Stratégie
Collectivités locales : comment engager le virage vers la sobriété ?
Virage énergie, association spécialisée dans la prospective énergétique depuis 2006 dans les Hauts-de-France, s’attèle à promouvoir les politiques de sobriété énergétique. Elle accompagne actuellement plusieurs territoires, ruraux, urbains, diffus ou denses, vers un virage énergétique et des transformations sociales, paysagères et économiques profondes.
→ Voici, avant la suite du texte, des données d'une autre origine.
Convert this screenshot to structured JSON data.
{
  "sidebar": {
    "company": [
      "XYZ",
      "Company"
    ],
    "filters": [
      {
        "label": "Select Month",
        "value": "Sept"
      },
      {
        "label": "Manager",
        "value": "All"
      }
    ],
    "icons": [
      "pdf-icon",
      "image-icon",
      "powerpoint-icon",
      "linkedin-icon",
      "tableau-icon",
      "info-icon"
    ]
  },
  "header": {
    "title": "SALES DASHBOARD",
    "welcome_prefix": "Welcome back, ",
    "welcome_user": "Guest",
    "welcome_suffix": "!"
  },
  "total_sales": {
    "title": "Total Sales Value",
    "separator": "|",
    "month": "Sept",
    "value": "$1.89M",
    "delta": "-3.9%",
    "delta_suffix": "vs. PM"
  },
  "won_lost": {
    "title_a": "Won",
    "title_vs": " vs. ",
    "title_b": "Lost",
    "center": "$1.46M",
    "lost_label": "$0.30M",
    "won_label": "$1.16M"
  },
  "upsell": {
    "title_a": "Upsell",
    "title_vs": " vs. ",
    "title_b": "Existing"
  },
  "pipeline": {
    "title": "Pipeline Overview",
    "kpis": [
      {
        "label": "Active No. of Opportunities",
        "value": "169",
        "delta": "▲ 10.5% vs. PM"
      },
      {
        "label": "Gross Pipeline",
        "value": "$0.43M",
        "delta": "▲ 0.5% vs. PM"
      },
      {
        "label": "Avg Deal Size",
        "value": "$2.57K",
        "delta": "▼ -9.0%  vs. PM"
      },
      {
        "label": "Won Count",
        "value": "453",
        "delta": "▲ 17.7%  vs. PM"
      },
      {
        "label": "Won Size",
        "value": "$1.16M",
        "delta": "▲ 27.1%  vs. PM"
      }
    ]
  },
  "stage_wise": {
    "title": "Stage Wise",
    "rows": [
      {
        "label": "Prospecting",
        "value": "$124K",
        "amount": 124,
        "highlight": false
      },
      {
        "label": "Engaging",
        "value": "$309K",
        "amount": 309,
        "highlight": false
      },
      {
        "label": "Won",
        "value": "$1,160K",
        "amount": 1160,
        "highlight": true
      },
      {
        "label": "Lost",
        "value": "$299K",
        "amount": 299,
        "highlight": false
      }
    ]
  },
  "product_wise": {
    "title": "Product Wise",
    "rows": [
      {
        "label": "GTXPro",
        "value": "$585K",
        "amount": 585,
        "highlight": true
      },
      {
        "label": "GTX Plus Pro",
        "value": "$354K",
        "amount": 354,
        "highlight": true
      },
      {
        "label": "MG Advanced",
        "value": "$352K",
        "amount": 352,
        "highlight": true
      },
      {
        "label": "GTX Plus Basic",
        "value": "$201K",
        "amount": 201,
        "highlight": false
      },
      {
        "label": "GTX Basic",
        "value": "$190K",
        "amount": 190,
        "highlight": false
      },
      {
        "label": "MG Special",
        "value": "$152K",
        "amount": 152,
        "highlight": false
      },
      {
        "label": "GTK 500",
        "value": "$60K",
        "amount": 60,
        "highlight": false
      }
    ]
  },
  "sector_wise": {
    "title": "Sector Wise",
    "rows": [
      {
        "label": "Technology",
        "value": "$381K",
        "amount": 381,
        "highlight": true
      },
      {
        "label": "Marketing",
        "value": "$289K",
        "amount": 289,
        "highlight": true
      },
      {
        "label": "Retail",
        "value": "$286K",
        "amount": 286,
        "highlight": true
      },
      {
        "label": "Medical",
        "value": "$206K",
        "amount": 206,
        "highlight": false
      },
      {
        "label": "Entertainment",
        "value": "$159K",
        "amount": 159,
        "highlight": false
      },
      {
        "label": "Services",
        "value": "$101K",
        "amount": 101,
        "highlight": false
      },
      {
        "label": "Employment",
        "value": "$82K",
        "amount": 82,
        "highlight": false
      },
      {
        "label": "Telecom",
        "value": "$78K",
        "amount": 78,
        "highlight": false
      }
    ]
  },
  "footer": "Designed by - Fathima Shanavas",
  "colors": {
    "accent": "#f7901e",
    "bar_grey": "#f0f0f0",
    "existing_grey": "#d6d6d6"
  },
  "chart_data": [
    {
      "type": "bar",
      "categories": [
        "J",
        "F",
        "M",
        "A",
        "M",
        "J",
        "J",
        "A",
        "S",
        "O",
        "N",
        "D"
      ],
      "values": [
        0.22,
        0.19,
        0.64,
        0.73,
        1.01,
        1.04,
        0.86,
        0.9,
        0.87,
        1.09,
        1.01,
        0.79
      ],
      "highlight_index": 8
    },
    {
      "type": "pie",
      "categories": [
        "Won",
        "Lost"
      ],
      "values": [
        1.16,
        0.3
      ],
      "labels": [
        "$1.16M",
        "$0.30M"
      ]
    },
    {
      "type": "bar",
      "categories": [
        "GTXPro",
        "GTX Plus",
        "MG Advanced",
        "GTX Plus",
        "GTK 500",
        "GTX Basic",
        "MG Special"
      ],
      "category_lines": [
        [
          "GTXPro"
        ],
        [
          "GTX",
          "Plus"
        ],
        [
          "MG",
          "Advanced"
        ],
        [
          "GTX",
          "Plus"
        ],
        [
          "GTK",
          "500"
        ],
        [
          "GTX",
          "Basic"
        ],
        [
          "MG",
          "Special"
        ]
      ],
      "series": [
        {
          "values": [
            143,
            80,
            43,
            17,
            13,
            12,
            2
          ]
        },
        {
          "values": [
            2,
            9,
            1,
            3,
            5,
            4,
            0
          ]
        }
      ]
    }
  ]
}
La sobriété énergétique, kézaco ? Il s’agit de réduire les consommations d’énergie par des changements de comportement, de mode de vie et d’organisation collective : moindre usage de la voiture, alimentation plus locale et de meilleure qualité, etc.
Sortir du tout techno
« Cela va bien au-delà de l’efficacité énergétique qui fait appel exclusivement à des technologies permettant de réduire les consommations d’énergie à l’échelle d’un objet ou d’un système donné, tel un véhicule moins consommateur, un bâtiment rénové, etc., explique Barbara Nicoloso, directrice de l’association (1). Une société engagée dans la sobriété énergétique modifie ses normes sociales, ses besoins individuels et ses imaginaires collectifs au profit d’une réduction volontaire et organisée des consommations d’énergie. Parallèlement, cette démarche collective permet de limiter les externalités négatives des modes de consommation et de production (pollutions, bruit, problèmes de santé, etc.) et participe en ce sens à une amélioration générale de la qualité de vie des populations. »
Suivi des co-bénéfices
Depuis quatre ans, Virage énergie accompagne cinq collectivités locales qui élaborent une stratégie globale et des indicateurs de suivi des consommations d’énergie bien sûr, mais aussi des co-bénéfices d’une politique de sobriété : amélioration de la santé des habitants avec la réduction des pollutions liées au transport individuel, économies de ressources permettant à la collectivité d’investir dans de nouveaux projets créateurs d’emplois. « Il s’agit de trouver des éléments de langage positifs, poursuit la directrice, de démystifier ce qu’un changement profond de mode de vie signifie, en montrant par exemple que des réorganisations de la société ont déjà eu lieu dans l’histoire, après-guerre par exemple, et que ce n’est pas insurmontable. Nous accompagnons les territoires à déconstruire les idées reçues. La sobriété ne signifie pas renoncer, accentuer la précarité ou diminuer la qualité de vie, d’autant que le constat actuel est empreint de vulnérabilité, d’inégalités. Réduire les usages ne signifie pas réduire les besoins, mais tendre vers une consommation plus raisonnable, effectuer un rééquilibrage entre ceux qui ont trop et ceux qui ont trop peu. »
Équilibre
Ce choix politique repose sur un exécutif convaincu que la sobriété apporte de l’attractivité au territoire, crée des emplois et une économie sobre mais dynamique. En somme, une forme d’exemplarité qui donne envie. Le travail consiste à définir, à l’échéance 2050, ce que serait un territoire sobre, ce qui est désirable et ce qui ne l’est pas, puis à construire un projet autour ce ces axes. « C’est une refonte totale des modes de fonctionnement de la collectivité locale, selon Barbara Nicoloso, qui n’est ni ascèse, ni privation, mais rééquilibrage. La sobriété doit se construire démocratiquement et suppose d’inventer un autre imaginaire de liberté et d’émancipation. »
(1) Barbara Nicoloso est aussi l’autrice du livre Petit traité de sobriété énergétique, paru en 2021 aux éditions Charles Léopold Mayer.
Des territoires s’engagent
Pour le Syndicat mixte du SCoT du Grand Douaisis (Nord), l’idée est de rester attractif par rapport à la métropole Lilloise toute proche. La communauté de communes du Clunisois (Saône-et-Loire), doit quant à elle faire avec un habitat victime de vacance une bonne partie de l’année et un patrimoine historique contraignant la rénovation. Dans un territoire de montagne comme celui de l’agence locale de l’énergie d’Ardèche, il s’agit de trouver des modes de transport doux et partagés alors que le train ne peut plus se développer. À Dunkerque (Nord), le paysage est fortement marqué par le pétrole. Que devient un port industriel lorsque cette énergie vient à manquer et que la submersion marine entrave son fonctionnement ? Autant d’exemples à suivre sur lesquels nous reviendrons.